My sister is now finishing her PhD in medium-energy nuclear physics. Over the past 3.5 years that she has been involved in this research, she has never written a single-authored paper. Indeed, of most of the papers she collaborated on she is not first author, but one of about 10 or so members of her lab. In the sciences, this is a fairly modest number of co-authors, since papers with 50 or even 100 and more authors are not exceptional (the trend towards huge numbers of co-authors, however, seems to be leveling off).
So we can say that co-authoring is the norm in physics, indeed in most of the sciences. I am not aware of quantitative analyses, but philosophy, like other humanity, is still mainly a single-author enterprise (in the interest of full disclosure: I do tend to co-author most of my work). A quick glance at the latest entries in PhilPapers shows that the majority of papers in professional philosophy journals is written by single authors: of the first 100 entries of the New Papers section, only 15 are by two or more authors.

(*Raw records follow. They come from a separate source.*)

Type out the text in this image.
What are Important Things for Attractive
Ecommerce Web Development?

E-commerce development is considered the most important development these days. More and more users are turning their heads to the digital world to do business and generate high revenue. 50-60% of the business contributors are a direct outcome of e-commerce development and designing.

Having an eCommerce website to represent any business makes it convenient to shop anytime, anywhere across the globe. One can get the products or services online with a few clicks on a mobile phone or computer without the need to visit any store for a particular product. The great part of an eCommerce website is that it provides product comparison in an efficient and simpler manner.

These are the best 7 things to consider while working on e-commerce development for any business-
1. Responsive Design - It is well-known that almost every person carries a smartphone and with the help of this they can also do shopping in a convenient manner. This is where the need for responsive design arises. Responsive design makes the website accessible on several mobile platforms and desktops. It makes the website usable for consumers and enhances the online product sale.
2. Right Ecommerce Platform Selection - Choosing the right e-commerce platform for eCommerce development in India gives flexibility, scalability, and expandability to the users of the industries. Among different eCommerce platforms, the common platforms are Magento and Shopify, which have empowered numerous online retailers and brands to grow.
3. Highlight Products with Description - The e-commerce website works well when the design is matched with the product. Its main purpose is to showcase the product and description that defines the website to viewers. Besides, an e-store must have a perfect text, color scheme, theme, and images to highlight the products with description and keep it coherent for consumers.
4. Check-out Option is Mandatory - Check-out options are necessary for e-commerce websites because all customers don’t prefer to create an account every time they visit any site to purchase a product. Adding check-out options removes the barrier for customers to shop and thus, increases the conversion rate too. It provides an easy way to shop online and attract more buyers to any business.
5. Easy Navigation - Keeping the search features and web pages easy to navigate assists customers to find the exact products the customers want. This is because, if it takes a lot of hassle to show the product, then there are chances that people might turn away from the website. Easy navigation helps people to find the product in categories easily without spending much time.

I think co-authoring is on the rise in philosophy, but there is still a lot of resistance to the practice.
Why are the humanties so atypical in this respect? After all, recent discussions on this blog and elsewhere on the collective dimension of reasoning indeed indicate that reasoning is a social enterprise, and it is hard to see why philosophical reflection would not benefit from this.
Here are some speculations on reasons on why authors in philosophy don't co-author more:
- Empirical scientists co-write because of the extreme specialization in their fields. My sister, for instance, works together with a team of fairly specialized people, the expertise of all of them is required to make a successful paper, especially given the high specialization in the field. Knowledge is distributed. By contrast, philosophers can still oversee their field and thus don't need to have co-authors. This cannot be entirely correct, however, for consider another discipline: cognitive psychology. Most authors I know in this field would be perfectly capable to single-handedly do all the work for a typical cognitive psychological paper, but they don't, most of the time.
- Philosophers do not work in labs. But this is also changing. I was previously employed as a postdoc on a formal epistemology project, which was quite lab-like in its organization and structure, with seminars and internal meetings several times a week.
- Different standards for co-authorship: Most philosophers benefit from informal discussion with their peers, as the acknowledgments section of most papers makes clear. Very often, our informal peers guard us from committing serious errors in the papers we submit. They provide helpful ideas and counterexamples. In some cases, the help provided by a colleague would be sufficient to be the nth author in medium physics publication, but not in a philosophy publication.
- Stereotypes in the profession: Most prominent contemporary philosophers, both in the analytic and continental tradition do not co-author, whereas eminent scholars from the natural and social sciences do. There is no equivalent to the Erdös number in the humanities.
Any other ideas why co-authoring is not more widespread in philosophy?